Ravel’s Gaspard de la nuit held no difficulties for her impressive technique—from the right of the auditorium, with her hands invisible, it was notable how still she remained even in the most taxing passages—but was a little short on half-shades. Again, however, just as soon I began to miss colouristic variety she tended to make a little adjustment one way or another, and the hypnotic concentration of her ‘Le gibet’ was particularly impressive. After the interval she effectively controlled the rhetorical excesses of Schumann’s remarkable Op. 11 Sonata—stormy, forthright, architecturally persuasive and always impeccably musical.

Avdeeva makes her London concerto debut with the LPO and Vladimir Jurowski next January, but it’s perhaps understandable that those she beat in the Chopin Competition have overtaken her in winning a larger following, and I idly wondered whether or not audiences have difficulty with so admirably serious an approach coming from a 27-year-old female pianist. Would this playing be perceived differently if it came from the hands of an older male pianist? (Certainly the comments below this clip of her from the competition—she won the Sonata Prize as well—suggest that gender does play a role in the way some people perceive these things). 

Perhaps worth pondering—and Alice Sara Ott’s RFH recital next week will no doubt provide an interesting contrast—but I certainly left Avdeeva’s recital wanting to hear her again as soon as possible.

There was certainly no difficulty for Joyce DiDonato to rustle up a large and enthusiastic audience for her DramaQueens concert on Wednesday at the Barbican Hall. As part of a large tour linked, in the now customary manner, to a CD release, the concert featured a cleverly planned, often brilliantly executed programme, mixing, as the list of composers included suggests, works well-known and obscure. There were arias by Handel, Monteverdi and Hasse, as well as Antonio Cesti, Geminiano Giacomelli, Giuseppe Maria Orlandini, Giovanni Porta; the brilliant Il Complesso Barocco gave instrumental interludes in the form of pieces by Handel, Gluck and Vivaldi—in his ‘Per Pisendel’ Concerto, the leader Dmitry Sinkovsky came dangerously close to upstaging La DiDonato and her extravagant Vivenne Westwood frocks.

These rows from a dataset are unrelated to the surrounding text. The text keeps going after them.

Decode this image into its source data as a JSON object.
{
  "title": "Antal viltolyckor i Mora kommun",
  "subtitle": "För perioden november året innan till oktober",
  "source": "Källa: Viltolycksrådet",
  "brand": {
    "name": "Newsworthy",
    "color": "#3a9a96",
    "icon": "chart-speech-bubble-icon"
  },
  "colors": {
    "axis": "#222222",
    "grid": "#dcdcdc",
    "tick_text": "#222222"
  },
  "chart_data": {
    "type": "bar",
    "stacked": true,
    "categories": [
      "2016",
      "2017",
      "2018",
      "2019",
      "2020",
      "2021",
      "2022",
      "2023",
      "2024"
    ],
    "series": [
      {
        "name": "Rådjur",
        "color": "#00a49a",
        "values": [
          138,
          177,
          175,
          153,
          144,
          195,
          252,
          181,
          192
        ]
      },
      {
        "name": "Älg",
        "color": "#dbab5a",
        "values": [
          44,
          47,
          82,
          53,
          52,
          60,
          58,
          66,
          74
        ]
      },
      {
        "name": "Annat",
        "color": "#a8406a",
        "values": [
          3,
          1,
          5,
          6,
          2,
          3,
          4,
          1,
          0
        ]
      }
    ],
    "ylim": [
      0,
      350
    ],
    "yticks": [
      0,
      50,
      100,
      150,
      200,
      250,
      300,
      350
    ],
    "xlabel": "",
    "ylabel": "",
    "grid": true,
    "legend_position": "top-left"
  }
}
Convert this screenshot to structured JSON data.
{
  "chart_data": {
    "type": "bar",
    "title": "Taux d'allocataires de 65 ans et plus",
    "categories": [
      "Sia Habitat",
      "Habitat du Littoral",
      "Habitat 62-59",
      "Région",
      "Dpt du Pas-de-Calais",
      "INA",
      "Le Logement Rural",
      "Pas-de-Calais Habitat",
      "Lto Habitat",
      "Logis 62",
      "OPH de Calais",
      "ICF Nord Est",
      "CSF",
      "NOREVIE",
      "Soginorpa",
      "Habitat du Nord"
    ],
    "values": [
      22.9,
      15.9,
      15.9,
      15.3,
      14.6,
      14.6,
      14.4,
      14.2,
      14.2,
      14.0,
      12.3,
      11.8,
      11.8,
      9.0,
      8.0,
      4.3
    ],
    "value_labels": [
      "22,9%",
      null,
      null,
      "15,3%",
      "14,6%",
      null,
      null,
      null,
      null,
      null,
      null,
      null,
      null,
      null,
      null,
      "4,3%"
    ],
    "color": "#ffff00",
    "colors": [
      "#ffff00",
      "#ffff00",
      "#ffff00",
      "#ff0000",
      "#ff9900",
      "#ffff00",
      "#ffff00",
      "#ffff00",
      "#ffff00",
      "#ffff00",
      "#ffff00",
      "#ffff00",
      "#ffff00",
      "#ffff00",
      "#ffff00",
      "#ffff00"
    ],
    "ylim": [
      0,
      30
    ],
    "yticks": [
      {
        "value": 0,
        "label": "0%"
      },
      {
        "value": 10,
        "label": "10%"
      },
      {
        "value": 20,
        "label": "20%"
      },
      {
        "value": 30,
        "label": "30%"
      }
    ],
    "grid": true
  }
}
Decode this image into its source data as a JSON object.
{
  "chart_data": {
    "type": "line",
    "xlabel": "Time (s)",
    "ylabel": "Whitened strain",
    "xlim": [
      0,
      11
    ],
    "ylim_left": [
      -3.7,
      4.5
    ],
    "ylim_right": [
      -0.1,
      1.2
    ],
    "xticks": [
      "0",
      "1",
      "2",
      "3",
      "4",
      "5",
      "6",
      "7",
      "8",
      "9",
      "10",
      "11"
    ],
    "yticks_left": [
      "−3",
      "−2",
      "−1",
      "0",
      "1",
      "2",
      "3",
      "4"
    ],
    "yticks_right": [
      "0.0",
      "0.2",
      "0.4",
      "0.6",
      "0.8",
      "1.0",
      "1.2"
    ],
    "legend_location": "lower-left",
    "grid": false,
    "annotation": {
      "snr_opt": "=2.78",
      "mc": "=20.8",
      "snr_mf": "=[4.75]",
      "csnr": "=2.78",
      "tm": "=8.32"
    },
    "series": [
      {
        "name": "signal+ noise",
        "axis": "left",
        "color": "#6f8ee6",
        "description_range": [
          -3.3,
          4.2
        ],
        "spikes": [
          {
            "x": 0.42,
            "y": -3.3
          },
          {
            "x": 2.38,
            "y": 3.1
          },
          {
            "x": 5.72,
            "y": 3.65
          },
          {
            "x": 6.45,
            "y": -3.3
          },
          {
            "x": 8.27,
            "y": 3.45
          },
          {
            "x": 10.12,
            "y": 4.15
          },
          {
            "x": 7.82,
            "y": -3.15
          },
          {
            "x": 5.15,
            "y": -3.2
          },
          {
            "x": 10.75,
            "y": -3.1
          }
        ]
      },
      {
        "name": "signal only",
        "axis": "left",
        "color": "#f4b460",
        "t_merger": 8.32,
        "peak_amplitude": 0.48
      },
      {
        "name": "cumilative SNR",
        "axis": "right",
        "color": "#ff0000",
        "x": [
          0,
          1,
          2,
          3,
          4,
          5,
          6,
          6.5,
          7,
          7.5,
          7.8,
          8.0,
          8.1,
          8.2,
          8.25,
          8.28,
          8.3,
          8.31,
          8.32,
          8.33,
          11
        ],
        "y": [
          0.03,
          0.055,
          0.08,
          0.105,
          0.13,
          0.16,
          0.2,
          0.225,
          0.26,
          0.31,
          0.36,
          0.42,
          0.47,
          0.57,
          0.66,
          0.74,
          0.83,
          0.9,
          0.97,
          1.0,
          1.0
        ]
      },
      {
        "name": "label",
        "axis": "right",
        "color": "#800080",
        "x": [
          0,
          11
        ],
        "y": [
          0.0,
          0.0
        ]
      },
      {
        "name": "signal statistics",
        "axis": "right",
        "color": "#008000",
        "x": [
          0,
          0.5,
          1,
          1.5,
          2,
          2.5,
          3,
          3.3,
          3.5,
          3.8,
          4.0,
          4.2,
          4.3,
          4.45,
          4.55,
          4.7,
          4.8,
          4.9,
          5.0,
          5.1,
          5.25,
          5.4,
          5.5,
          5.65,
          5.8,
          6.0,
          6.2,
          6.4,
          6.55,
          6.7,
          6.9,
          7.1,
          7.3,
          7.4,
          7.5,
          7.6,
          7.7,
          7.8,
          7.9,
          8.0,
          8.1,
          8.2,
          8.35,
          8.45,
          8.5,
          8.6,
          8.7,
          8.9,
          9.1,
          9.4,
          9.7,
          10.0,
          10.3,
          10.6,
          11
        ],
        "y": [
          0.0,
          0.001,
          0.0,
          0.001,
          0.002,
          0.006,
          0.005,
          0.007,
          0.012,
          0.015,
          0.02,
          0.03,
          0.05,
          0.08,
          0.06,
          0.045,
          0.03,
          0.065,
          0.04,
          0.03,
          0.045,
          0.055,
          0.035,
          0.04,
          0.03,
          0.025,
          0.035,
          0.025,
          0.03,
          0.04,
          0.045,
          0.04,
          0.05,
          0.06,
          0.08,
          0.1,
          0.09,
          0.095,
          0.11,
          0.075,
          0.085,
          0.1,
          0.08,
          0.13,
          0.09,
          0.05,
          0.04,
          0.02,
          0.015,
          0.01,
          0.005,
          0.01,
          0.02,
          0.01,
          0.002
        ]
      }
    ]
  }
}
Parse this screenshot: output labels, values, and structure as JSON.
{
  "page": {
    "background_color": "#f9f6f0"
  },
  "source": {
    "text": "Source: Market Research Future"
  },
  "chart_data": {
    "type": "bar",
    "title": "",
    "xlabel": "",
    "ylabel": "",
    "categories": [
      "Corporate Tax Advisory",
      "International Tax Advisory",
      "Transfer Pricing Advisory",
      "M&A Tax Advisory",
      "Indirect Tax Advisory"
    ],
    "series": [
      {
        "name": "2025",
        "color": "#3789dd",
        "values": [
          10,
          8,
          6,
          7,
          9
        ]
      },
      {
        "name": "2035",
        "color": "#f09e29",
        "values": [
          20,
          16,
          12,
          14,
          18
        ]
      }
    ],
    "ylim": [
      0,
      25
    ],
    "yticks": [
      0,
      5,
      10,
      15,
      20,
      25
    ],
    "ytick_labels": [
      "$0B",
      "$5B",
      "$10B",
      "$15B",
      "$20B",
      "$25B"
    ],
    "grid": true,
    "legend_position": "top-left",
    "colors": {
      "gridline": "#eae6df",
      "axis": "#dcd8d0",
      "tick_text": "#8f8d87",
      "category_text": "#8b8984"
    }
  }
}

There were some gems in the programme (Giacomelli’s ‘Sposa, son disprezzata’ from Merope was one in the first half, not least for the heartfelt performance), and DiDonato managed to keep everything sounding fresh. 

I wished, though, that she’d let the voice loose a bit more. It was reined in a little, and there was something of a thrill in ‘Brilla nell’alma’ from Handel’s Alessandro when she let go on a couple of notes. Let’s hope there’s plenty of that too when she and Juan Diego Flórez join forces for the Royal Opera’s La donna del lago later this season (they’ll also be singing together as part of the Peruvian tenor’s Barbican residency in April).